Throughout our nation's long history, a growing and robust manufacturing sector has helped to make America great. It's been a driving force in our economy since the Industrial Revolution as generations of hard-working Americans, armed with machines, tools, and a determined work ethic, cranked out everything from airplanes to toasters.
But as our nation has moved from the Atomic Age to the Space Age to the Information Age, manufacturing has not kept up, losing nearly six million American jobs since the beginning of the 21st century. Aging, rusting, and abandoned factories litter the U.S. landscape.
Today, we stand at an important crossroads. One direction -- lined by job-killing regulatory hurdles, a punitive tax code, and indecisive political leadership -- will lead ultimately to a further erosion of our manufacturing base and lost prosperity for future generations of Americans.
The other direction -- where smart policies and smart minds eventually intersect -- could lead, instead, to a resurgence in U.S. manufacturing, putting millions of Americans back to work again and breathing new life into the beleaguered middle class.
Secretary Bryson, as chairman of this subcommittee, I look forward to working closely with you on this very important issue. Let's make "Made in America" matter again. Let's throw the "start switch" right now. Let's get the widgets moving.
Clearly, we don't have any time to waste.
Statistics show the manufacturing sector was the hardest hit in terms of job losses during the Great Recession. While manufacturing accounts for just a tenth of our nation's jobs, manufacturing suffered a third of our nation's job losses.
What's more, in 2009 -- for the first time ever -- the number of unemployed Americans actually exceeded the number of Americans employed in the manufacturing sector, a fact that remains true today, despite a slight uptick in recent hiring.
So what happened? The United States was the undisputed leader in manufacturing for decades with the world's largest manufacturing economy producing nearly a quarter of all globally manufactured products.
But that leadership is now in serious jeopardy, so it's vitally important to consider what's at stake for our nation.
According to a report by the National Association of Manufacturers, American manufacturing supports nearly one in six U.S. jobs, which pay, on average, over $75,000 with benefits.
Additionally, manufacturing jobs have the highest multiplier in the U.S. economy -- every $1 in direct spending produces $1.35 in additional indirect output. Conversely, every manufacturing job eliminated in America results in the loss of two other jobs elsewhere in the economy.

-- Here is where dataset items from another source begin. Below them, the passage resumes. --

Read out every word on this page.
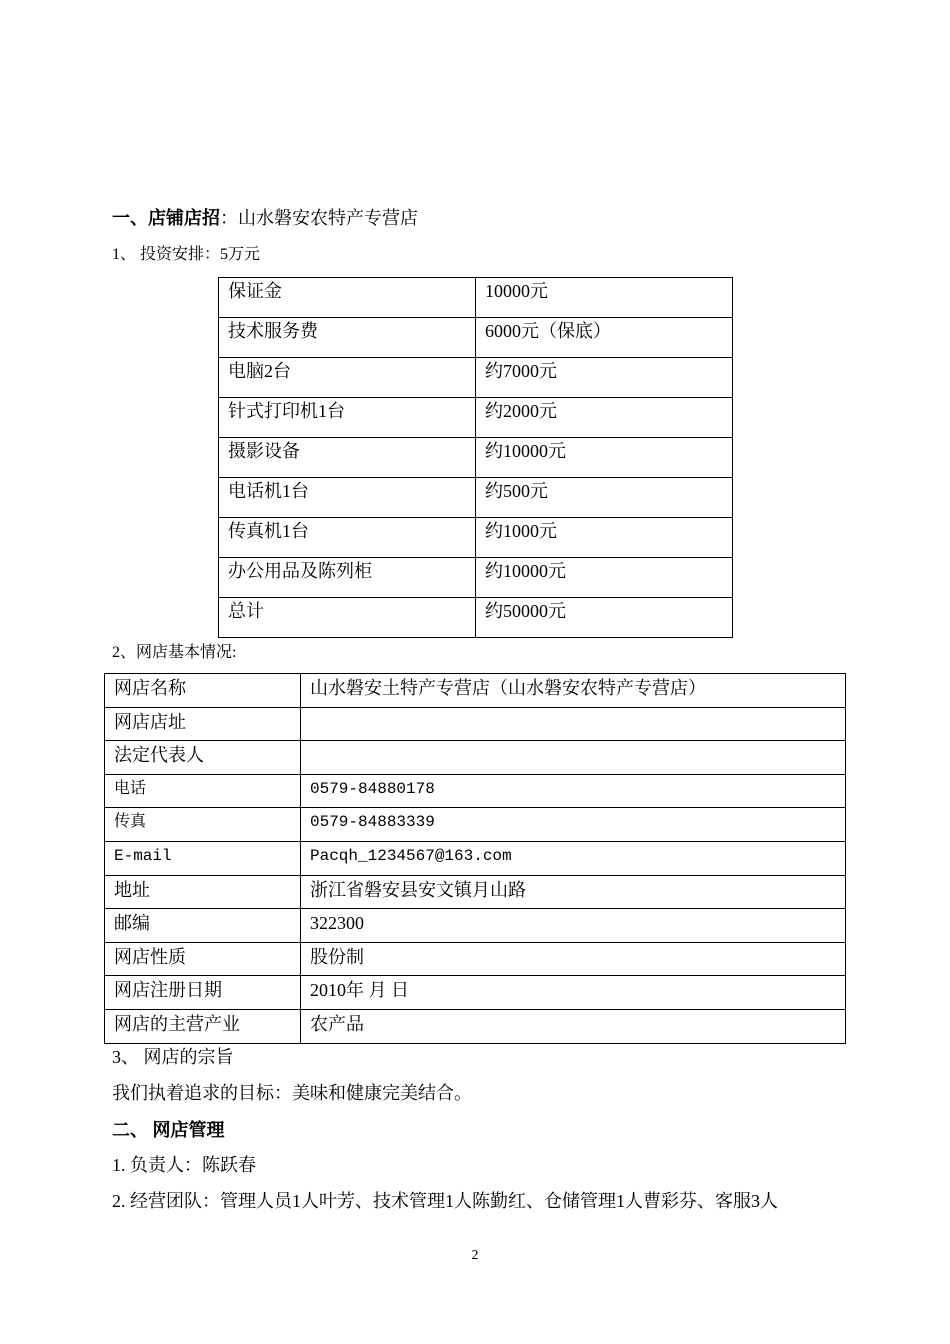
一、店铺店招：山水磐安农特产专营店
1、 投资安排：5万元
保证金	10000元
技术服务费	6000元（保底）
电脑2台	约7000元
针式打印机1台	约2000元
摄影设备	约10000元
电话机1台	约500元
传真机1台	约1000元
办公用品及陈列柜	约10000元
总计	约50000元
2、网店基本情况:
网店名称	山水磐安土特产专营店（山水磐安农特产专营店）
网店店址	
法定代表人	
电话	0579-84880178
传真	0579-84883339
E-mail	Pacqh_1234567@163.com
地址	浙江省磐安县安文镇月山路
邮编	322300
网店性质	股份制
网店注册日期	2010年 月 日
网店的主营产业	农产品
3、 网店的宗旨
我们执着追求的目标：美味和健康完美结合。
二、 网店管理
1. 负责人：陈跃春
2. 经营团队：管理人员1人叶芳、技术管理1人陈勤红、仓储管理1人曹彩芬、客服3人
2
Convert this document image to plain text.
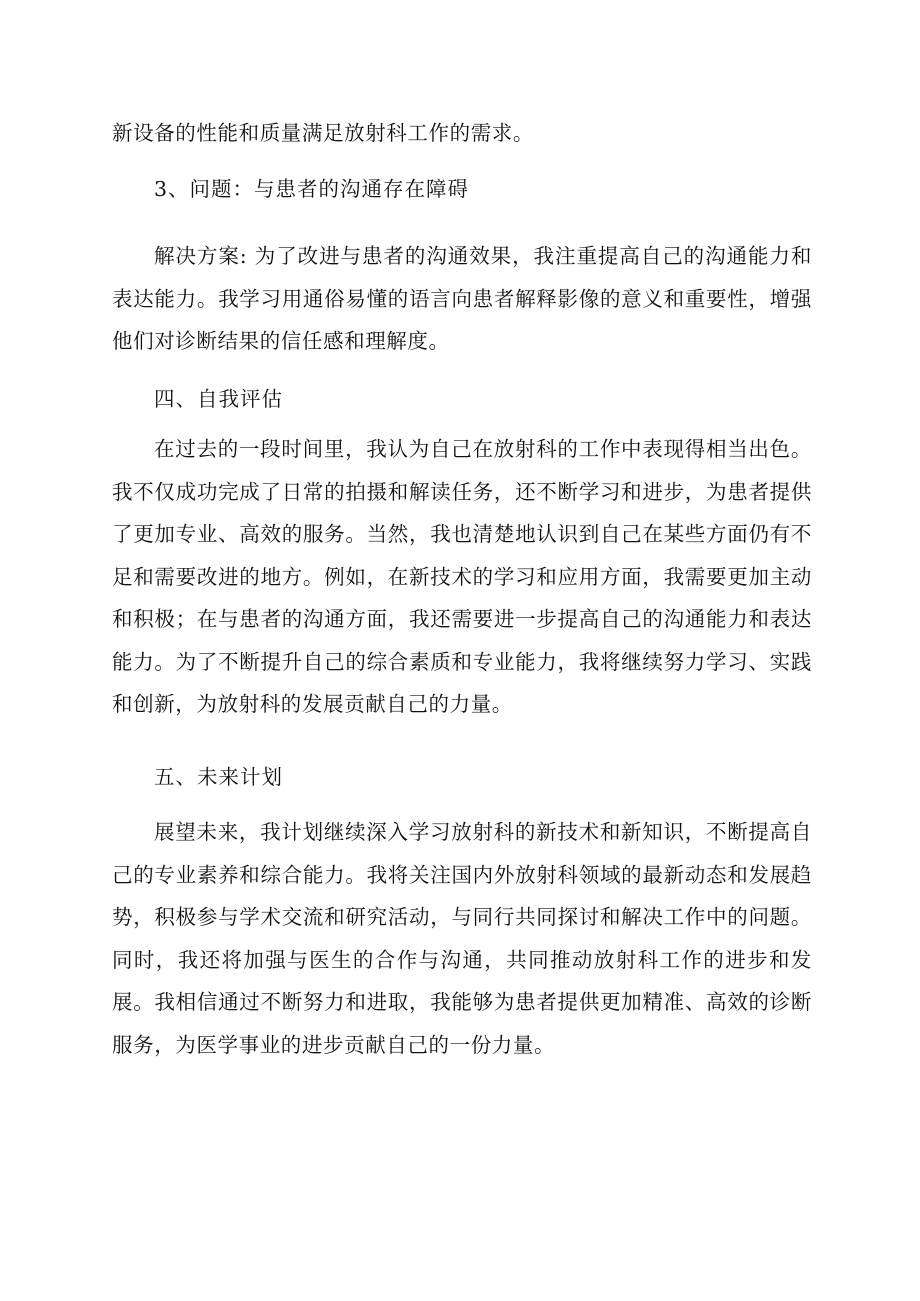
新设备的性能和质量满足放射科工作的需求。

3、问题：与患者的沟通存在障碍

解决方案: 为了改进与患者的沟通效果，我注重提高自己的沟通能力和表达能力。我学习用通俗易懂的语言向患者解释影像的意义和重要性，增强他们对诊断结果的信任感和理解度。

四、自我评估

在过去的一段时间里，我认为自己在放射科的工作中表现得相当出色。我不仅成功完成了日常的拍摄和解读任务，还不断学习和进步，为患者提供了更加专业、高效的服务。当然，我也清楚地认识到自己在某些方面仍有不足和需要改进的地方。例如，在新技术的学习和应用方面，我需要更加主动和积极；在与患者的沟通方面，我还需要进一步提高自己的沟通能力和表达能力。为了不断提升自己的综合素质和专业能力，我将继续努力学习、实践和创新，为放射科的发展贡献自己的力量。

五、未来计划

展望未来，我计划继续深入学习放射科的新技术和新知识，不断提高自己的专业素养和综合能力。我将关注国内外放射科领域的最新动态和发展趋势，积极参与学术交流和研究活动，与同行共同探讨和解决工作中的问题。同时，我还将加强与医生的合作与沟通，共同推动放射科工作的进步和发展。我相信通过不断努力和进取，我能够为患者提供更加精准、高效的诊断服务，为医学事业的进步贡献自己的一份力量。
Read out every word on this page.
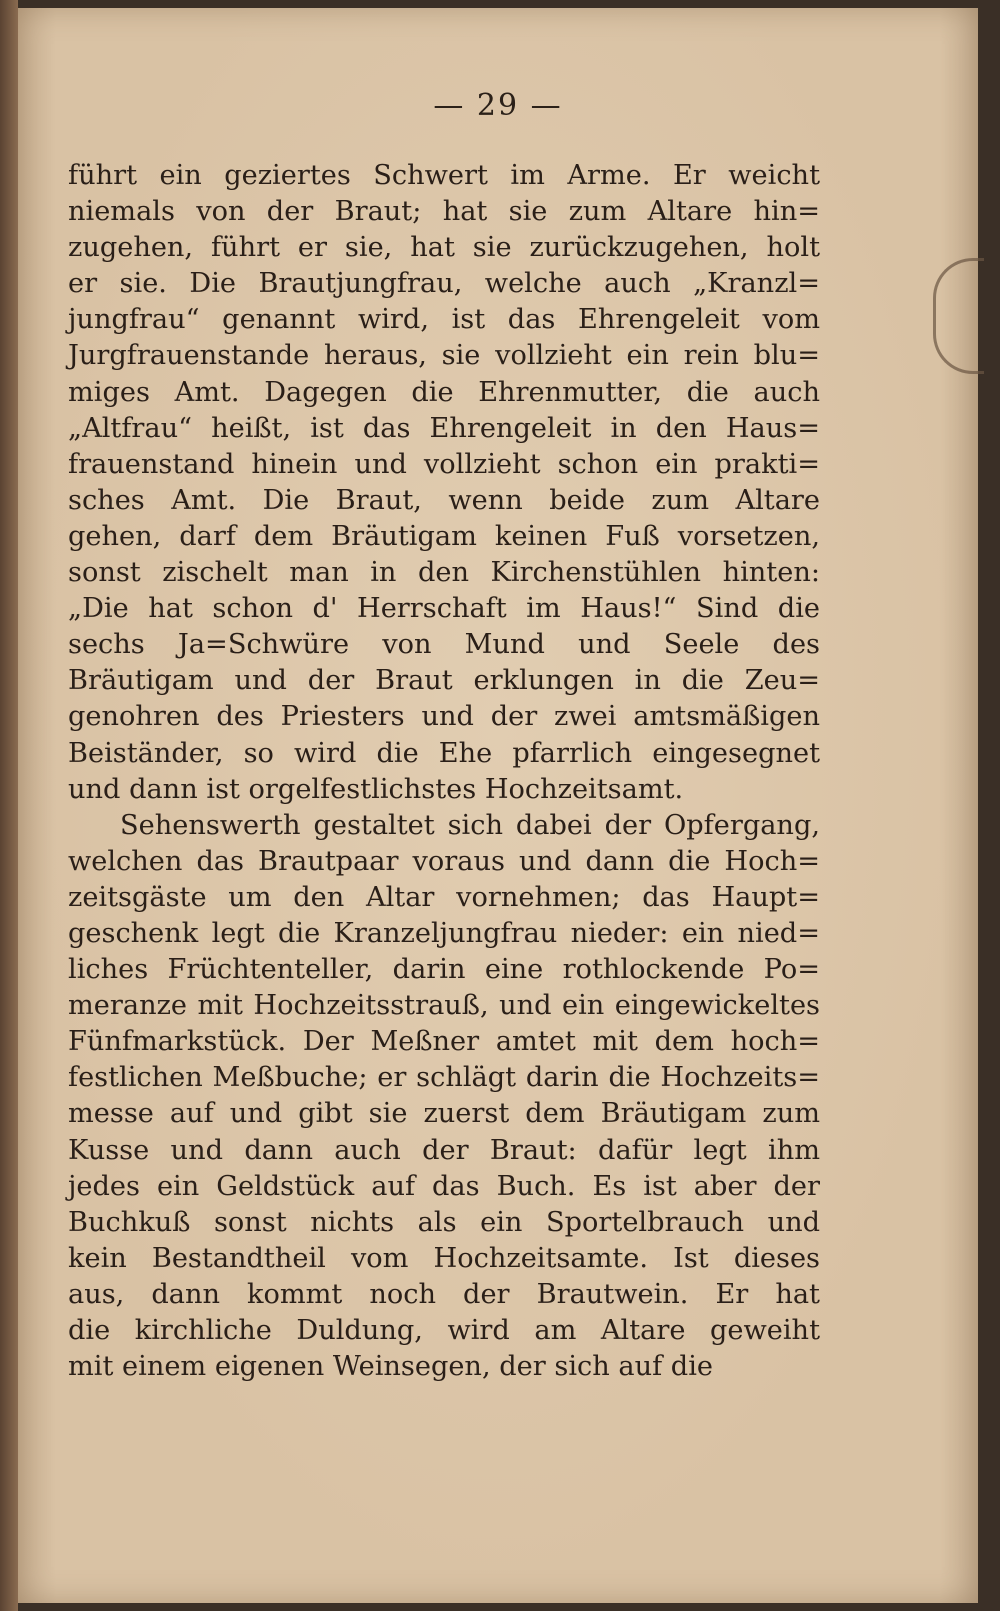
— 29 —
führt ein geziertes Schwert im Arme. Er weicht
niemals von der Braut; hat sie zum Altare hin=
zugehen, führt er sie, hat sie zurückzugehen, holt
er sie. Die Brautjungfrau, welche auch „Kranzl=
jungfrau“ genannt wird, ist das Ehrengeleit vom
Jurgfrauenstande heraus, sie vollzieht ein rein blu=
miges Amt. Dagegen die Ehrenmutter, die auch
„Altfrau“ heißt, ist das Ehrengeleit in den Haus=
frauenstand hinein und vollzieht schon ein prakti=
sches Amt. Die Braut, wenn beide zum Altare
gehen, darf dem Bräutigam keinen Fuß vorsetzen,
sonst zischelt man in den Kirchenstühlen hinten:
„Die hat schon d' Herrschaft im Haus!“ Sind die
sechs Ja=Schwüre von Mund und Seele des
Bräutigam und der Braut erklungen in die Zeu=
genohren des Priesters und der zwei amtsmäßigen
Beiständer, so wird die Ehe pfarrlich eingesegnet
und dann ist orgelfestlichstes Hochzeitsamt.
Sehenswerth gestaltet sich dabei der Opfergang,
welchen das Brautpaar voraus und dann die Hoch=
zeitsgäste um den Altar vornehmen; das Haupt=
geschenk legt die Kranzeljungfrau nieder: ein nied=
liches Früchtenteller, darin eine rothlockende Po=
meranze mit Hochzeitsstrauß, und ein eingewickeltes
Fünfmarkstück. Der Meßner amtet mit dem hoch=
festlichen Meßbuche; er schlägt darin die Hochzeits=
messe auf und gibt sie zuerst dem Bräutigam zum
Kusse und dann auch der Braut: dafür legt ihm
jedes ein Geldstück auf das Buch. Es ist aber der
Buchkuß sonst nichts als ein Sportelbrauch und
kein Bestandtheil vom Hochzeitsamte. Ist dieses
aus, dann kommt noch der Brautwein. Er hat
die kirchliche Duldung, wird am Altare geweiht
mit einem eigenen Weinsegen, der sich auf die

So as policymakers, we are facing several critically important questions. First, what is the true state of the manufacturing sector today? Second, what factors are impeding a comeback? And finally, and most importantly, what policies could aid the manufacturing sector's recovery?
Here's the good news. Historically, manufacturing is the hardest hit during a recession, but the quickest to recover due to pent-up demand for goods.
Recent numbers from the Bureau of Labor Statistics provide a glimmer of hope that the U.S. manufacturing sector may indeed be rebounding. Last year, for the second consecutive year, American manufacturers actually added jobs. Prior to that, the manufacturing sector had suffered job losses every year since 1997.
What's more, according to a recent report by the Boston Consulting Group, rising wages in China, the rising cost of energy and real estate in China, and the rising cost of transporting goods back to America for consumption are beginning to make the United States a much more attractive option once again for many manufacturers.
But still other observers see a real cause for concern buried within the recovery numbers.
Overall, the United States lost 5.7 million manufacturing jobs since 2000, a rate of decline that exceeded even the Great Depression, according to a study by the Information Technology & Innovation Foundation.
Compounding this problem is a very sobering fact: the United States lost a staggering 66,000 manufacturing firms -- an average of 17 per day -- over this same period. At the current rate of recovery, ITIF estimates the manufacturing sector would not return to 2007 job levels until at least 2020.
There are other factors contributing to this slow rate of recovery as well. In its 2009 report, Facts About Modern Manufacturing, the National Association of Manufacturers identifies external policy-related costs such as a persistently high corporate tax rate, the high cost of health care, the rising cost of energy, regulatory costs, and tort costs as serious barriers to manufacturing.
Simply put, there is a prevailing sense among many people that the United States is falling even further behind in fostering an environment conducive to job creation.
So when it comes to U.S. manufacturing, is the glass half full, half empty, or will it remain shattered on the kitchen floor for millions of out-of-work Americans?
Mr. Secretary, let's work together to sweep up the glass and then set the table for a manufacturing comeback.
I continue to believe in the greatness of America, and "Made in America" should continue to be a shared pride for all of us.